Dsg3, also known as DG3, is a transmembrane glycoprotein primarily found in desmosomes of keratinocytes in squamous epithelium. It mediates cell adhesion within desmosomes, playing a crucial role in maintaining the integrity of the skin and mucosa [2,3]. Dysregulation of Dsg3-related processes can lead to various diseases, highlighting its biological importance.

In pemphigus vulgaris, an autoimmune blistering disease, autoantibodies against Dsg3 disrupt desmosomes and cellular cohesion. Different epitope-specific autoantibodies have varying pathogenic effects. For example, the murine IgG AK23, directed against the EC1 domain of Dsg3, is more effective in causing loss of cell adhesion and induces Dsg3 depletion, phosphorylation of Src, p38MAPK, and Akt, while 2G4 (against EC5 domain) has milder effects [1]. The diversity of serum anti-DSG3 IgG subclasses impacts pemphigus activity and can predict relapses after treatment with rituximab [4]. In cancer, Dsg3 shows differential expression. It is overexpressed in head and neck cancer, and its inhibition reduces cell growth, colony formation, migration, and invasion in vitro and tumor growth in vivo, suggesting it as a potential therapeutic target [5]. In rectal adenocarcinoma, DSG3 expression negatively correlates with tumor regression and has an independent negative impact on survival, serving as a prognostic factor and predictor for neoadjuvant concurrent chemoradiotherapy response [6].

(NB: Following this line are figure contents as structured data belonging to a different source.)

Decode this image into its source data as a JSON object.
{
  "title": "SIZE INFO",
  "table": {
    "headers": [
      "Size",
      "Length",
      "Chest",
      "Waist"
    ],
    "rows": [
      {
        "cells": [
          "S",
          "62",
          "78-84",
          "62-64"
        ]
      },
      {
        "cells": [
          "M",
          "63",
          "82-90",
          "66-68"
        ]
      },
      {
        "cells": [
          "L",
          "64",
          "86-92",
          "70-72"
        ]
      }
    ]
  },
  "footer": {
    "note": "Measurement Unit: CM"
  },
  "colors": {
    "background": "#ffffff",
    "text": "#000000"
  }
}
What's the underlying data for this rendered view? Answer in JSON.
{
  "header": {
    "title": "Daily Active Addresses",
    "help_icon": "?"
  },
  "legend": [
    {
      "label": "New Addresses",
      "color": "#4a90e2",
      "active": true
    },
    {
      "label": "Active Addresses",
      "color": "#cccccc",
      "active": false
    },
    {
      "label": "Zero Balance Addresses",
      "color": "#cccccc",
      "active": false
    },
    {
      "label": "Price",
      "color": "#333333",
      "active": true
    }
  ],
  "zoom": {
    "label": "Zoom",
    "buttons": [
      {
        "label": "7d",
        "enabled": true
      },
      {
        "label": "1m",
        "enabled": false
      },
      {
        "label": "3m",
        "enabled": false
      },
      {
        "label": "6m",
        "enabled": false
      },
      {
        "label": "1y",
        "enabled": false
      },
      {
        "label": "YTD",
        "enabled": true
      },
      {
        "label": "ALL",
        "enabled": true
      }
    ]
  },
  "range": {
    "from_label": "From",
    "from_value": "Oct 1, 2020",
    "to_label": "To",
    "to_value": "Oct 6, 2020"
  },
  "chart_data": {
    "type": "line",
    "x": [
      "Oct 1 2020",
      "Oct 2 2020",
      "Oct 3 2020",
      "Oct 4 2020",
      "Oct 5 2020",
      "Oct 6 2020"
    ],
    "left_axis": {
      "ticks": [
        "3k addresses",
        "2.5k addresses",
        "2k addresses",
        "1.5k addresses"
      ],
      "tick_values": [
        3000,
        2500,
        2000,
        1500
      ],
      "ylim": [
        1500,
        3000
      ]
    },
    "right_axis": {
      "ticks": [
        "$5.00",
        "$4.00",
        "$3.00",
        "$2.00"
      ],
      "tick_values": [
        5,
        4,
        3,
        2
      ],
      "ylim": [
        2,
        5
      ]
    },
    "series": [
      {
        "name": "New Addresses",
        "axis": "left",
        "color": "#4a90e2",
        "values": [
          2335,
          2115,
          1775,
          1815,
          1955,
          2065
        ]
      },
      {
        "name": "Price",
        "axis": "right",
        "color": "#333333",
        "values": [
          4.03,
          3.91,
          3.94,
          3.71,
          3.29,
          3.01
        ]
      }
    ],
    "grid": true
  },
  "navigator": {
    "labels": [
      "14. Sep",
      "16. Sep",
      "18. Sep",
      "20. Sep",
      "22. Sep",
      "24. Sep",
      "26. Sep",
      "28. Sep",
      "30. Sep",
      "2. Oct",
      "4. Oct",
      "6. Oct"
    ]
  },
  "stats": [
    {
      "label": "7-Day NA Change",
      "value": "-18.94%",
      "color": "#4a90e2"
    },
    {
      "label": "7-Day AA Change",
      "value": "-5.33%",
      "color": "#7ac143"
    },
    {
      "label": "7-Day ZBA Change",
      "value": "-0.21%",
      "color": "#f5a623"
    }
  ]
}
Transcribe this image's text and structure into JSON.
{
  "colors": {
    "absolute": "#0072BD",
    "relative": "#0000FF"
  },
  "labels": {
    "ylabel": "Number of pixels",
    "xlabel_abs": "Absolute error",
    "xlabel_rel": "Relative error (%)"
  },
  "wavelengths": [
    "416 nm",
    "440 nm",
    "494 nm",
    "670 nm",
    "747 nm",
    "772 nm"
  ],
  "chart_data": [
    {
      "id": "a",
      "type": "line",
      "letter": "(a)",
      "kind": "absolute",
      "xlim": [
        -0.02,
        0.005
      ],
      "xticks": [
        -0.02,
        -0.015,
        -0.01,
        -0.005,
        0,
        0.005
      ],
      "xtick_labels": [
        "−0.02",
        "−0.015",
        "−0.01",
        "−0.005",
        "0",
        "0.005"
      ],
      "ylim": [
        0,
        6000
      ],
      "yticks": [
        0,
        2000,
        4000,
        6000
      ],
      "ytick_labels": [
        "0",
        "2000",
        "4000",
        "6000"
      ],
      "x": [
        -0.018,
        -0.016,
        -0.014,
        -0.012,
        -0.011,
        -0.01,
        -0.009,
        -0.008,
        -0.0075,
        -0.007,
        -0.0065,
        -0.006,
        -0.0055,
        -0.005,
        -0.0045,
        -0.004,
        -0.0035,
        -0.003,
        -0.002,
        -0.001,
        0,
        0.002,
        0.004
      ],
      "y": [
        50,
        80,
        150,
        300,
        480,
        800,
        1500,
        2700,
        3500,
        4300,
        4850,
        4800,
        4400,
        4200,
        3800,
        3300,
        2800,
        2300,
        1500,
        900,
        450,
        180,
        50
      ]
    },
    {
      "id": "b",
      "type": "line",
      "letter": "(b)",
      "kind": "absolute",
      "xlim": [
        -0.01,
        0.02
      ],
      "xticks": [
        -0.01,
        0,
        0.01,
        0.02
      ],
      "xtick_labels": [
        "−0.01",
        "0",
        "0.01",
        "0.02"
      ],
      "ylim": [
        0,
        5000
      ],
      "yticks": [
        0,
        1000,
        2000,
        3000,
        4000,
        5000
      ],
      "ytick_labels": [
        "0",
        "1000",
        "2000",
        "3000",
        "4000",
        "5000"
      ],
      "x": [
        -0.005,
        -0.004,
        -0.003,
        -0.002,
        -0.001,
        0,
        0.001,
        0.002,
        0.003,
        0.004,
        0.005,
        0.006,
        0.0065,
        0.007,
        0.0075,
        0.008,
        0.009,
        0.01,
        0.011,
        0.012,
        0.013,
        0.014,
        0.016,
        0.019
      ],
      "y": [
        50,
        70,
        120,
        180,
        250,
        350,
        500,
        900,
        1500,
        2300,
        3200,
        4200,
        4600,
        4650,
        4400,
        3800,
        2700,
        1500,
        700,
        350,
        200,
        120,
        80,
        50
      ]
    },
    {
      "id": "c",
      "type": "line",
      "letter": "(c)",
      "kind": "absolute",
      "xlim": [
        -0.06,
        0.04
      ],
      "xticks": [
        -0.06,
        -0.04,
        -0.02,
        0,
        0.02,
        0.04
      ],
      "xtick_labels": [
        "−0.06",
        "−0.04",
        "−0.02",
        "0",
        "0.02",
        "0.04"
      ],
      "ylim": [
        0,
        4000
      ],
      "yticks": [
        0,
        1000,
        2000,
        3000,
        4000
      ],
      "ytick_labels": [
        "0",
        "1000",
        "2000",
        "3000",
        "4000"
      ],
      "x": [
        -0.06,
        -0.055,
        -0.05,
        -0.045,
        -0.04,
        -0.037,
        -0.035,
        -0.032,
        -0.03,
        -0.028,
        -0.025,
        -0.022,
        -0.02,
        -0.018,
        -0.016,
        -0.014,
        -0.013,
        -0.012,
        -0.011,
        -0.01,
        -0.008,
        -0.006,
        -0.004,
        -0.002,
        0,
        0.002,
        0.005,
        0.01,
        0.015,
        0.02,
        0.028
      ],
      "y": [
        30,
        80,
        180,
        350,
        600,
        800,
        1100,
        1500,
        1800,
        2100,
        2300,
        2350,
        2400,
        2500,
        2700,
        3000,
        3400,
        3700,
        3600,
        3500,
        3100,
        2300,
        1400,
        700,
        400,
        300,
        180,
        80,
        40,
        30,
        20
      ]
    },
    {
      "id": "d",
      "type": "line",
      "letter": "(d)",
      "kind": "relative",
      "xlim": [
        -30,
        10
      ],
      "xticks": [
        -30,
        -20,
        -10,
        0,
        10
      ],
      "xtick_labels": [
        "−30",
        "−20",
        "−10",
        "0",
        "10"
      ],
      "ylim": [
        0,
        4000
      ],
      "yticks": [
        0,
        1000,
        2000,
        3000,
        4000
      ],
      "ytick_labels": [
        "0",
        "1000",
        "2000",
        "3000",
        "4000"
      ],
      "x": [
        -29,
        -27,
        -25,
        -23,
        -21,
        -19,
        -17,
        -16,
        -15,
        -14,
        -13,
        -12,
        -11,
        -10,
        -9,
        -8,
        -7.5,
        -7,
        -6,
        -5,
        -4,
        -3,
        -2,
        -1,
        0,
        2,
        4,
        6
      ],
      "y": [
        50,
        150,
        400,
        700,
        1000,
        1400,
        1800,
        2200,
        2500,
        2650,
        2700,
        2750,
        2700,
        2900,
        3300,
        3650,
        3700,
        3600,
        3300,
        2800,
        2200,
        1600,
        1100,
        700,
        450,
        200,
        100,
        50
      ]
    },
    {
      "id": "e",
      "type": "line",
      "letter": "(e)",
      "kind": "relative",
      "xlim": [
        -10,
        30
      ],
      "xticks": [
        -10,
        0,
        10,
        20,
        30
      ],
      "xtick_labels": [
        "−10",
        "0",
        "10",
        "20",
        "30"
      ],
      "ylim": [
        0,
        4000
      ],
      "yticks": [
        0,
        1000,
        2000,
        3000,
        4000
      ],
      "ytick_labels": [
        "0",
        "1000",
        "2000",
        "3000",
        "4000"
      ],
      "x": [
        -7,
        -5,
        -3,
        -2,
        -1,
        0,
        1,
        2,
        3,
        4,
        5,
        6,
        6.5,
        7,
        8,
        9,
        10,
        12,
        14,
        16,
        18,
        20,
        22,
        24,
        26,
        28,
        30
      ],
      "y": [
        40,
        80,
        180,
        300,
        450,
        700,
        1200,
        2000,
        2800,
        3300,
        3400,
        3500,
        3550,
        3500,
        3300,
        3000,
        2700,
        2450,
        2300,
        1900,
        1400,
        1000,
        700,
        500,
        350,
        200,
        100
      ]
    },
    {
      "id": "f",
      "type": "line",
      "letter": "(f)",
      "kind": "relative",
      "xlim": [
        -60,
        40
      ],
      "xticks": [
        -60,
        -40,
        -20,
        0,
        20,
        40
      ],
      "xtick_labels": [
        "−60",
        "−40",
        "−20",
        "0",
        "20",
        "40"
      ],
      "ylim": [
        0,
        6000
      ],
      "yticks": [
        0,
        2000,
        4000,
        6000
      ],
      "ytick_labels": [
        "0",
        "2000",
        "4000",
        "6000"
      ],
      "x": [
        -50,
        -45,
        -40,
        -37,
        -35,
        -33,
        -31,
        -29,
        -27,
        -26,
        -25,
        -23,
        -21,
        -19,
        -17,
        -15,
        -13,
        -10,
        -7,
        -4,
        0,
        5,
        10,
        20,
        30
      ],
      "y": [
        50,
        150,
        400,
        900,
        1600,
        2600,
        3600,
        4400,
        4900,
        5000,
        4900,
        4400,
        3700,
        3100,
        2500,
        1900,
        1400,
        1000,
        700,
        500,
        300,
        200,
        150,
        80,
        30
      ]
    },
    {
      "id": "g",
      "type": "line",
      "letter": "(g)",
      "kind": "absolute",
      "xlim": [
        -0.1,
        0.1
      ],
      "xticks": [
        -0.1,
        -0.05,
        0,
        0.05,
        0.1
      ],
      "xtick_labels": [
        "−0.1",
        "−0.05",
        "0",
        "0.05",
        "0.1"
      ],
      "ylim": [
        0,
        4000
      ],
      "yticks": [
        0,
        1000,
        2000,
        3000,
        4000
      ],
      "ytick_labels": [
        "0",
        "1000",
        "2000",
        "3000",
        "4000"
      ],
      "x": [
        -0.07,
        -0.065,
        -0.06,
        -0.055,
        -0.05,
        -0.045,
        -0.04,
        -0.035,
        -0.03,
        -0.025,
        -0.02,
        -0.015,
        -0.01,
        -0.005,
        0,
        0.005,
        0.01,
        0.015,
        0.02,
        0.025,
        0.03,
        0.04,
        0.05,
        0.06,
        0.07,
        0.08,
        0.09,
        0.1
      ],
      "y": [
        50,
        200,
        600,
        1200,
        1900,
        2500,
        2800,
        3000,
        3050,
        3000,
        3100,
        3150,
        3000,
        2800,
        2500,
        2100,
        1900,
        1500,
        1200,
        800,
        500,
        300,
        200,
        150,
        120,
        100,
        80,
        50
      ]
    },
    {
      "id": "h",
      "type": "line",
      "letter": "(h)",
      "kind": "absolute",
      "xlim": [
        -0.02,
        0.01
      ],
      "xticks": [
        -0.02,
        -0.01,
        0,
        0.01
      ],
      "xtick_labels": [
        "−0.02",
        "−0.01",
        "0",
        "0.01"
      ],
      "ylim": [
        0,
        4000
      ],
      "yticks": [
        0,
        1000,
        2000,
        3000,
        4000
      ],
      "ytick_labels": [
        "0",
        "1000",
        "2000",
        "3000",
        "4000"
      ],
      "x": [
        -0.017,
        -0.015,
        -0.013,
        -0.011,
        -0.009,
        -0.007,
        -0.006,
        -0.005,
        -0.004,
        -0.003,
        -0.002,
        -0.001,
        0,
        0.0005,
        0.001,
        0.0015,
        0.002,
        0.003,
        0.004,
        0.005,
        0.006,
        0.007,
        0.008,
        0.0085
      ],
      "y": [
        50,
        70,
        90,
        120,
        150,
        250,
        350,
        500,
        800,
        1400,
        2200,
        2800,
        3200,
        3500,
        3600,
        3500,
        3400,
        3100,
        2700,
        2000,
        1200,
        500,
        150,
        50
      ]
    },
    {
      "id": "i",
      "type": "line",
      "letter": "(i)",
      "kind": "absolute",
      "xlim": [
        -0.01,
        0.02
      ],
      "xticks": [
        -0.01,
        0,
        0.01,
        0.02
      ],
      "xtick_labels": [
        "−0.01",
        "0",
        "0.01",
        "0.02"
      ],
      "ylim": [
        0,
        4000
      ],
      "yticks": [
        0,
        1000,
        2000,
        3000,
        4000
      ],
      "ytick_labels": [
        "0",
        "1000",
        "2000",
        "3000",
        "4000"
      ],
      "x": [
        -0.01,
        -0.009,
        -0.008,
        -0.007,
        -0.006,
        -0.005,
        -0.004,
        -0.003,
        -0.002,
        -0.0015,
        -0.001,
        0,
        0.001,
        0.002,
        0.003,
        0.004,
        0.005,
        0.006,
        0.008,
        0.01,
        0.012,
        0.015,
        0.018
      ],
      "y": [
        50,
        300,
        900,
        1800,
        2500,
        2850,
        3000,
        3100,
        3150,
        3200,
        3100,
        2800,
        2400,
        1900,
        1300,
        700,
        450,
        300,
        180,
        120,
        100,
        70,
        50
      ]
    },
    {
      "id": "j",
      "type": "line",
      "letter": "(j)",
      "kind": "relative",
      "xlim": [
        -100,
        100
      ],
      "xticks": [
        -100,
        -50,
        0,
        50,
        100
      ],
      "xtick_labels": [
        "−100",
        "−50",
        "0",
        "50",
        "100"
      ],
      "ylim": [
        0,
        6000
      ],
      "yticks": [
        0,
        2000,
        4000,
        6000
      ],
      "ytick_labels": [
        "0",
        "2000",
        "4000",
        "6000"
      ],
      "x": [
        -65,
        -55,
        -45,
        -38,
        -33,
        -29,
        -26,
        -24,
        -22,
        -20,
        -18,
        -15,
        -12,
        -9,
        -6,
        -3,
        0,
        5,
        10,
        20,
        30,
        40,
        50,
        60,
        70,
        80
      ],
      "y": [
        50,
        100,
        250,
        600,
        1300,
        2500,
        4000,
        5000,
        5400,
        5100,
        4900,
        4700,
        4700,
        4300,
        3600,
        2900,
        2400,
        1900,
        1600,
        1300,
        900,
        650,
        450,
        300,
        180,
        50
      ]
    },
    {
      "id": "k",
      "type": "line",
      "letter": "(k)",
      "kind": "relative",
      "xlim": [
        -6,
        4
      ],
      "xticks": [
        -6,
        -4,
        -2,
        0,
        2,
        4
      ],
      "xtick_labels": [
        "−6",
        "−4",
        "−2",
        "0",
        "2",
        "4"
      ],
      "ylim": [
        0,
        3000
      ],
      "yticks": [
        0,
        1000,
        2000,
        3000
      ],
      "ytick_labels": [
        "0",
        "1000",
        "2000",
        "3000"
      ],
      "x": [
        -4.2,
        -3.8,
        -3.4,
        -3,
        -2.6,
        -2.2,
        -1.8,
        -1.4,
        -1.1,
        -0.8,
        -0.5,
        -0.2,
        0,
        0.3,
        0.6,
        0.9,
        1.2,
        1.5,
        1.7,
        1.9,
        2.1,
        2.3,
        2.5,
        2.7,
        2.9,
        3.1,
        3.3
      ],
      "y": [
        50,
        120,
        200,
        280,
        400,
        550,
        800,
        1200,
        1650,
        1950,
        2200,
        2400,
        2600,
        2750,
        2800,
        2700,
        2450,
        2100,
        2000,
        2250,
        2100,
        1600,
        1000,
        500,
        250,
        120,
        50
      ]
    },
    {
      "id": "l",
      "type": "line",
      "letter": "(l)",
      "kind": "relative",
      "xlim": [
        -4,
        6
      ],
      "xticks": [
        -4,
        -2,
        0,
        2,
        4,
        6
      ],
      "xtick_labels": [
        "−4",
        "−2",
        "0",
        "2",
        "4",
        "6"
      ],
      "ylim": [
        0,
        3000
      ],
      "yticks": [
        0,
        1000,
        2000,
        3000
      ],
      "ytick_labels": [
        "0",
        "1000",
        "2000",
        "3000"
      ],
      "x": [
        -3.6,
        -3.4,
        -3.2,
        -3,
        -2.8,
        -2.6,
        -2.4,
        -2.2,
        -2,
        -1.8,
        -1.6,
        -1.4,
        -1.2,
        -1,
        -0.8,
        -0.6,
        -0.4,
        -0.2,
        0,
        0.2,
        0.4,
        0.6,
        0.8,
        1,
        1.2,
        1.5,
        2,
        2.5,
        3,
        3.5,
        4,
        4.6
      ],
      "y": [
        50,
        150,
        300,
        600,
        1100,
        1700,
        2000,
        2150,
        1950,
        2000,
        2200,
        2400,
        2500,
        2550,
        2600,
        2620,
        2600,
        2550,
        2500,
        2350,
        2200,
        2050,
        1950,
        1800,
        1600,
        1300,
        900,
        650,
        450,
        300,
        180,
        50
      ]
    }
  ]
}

In conclusion, Dsg3 is essential for maintaining the integrity of the skin and mucosa through its role in cell adhesion. Studies on Dsg3 in disease models, especially in pemphigus and cancer, have provided insights into its functions and potential as a therapeutic target. Understanding Dsg3-related mechanisms in these diseases may offer new strategies for treatment.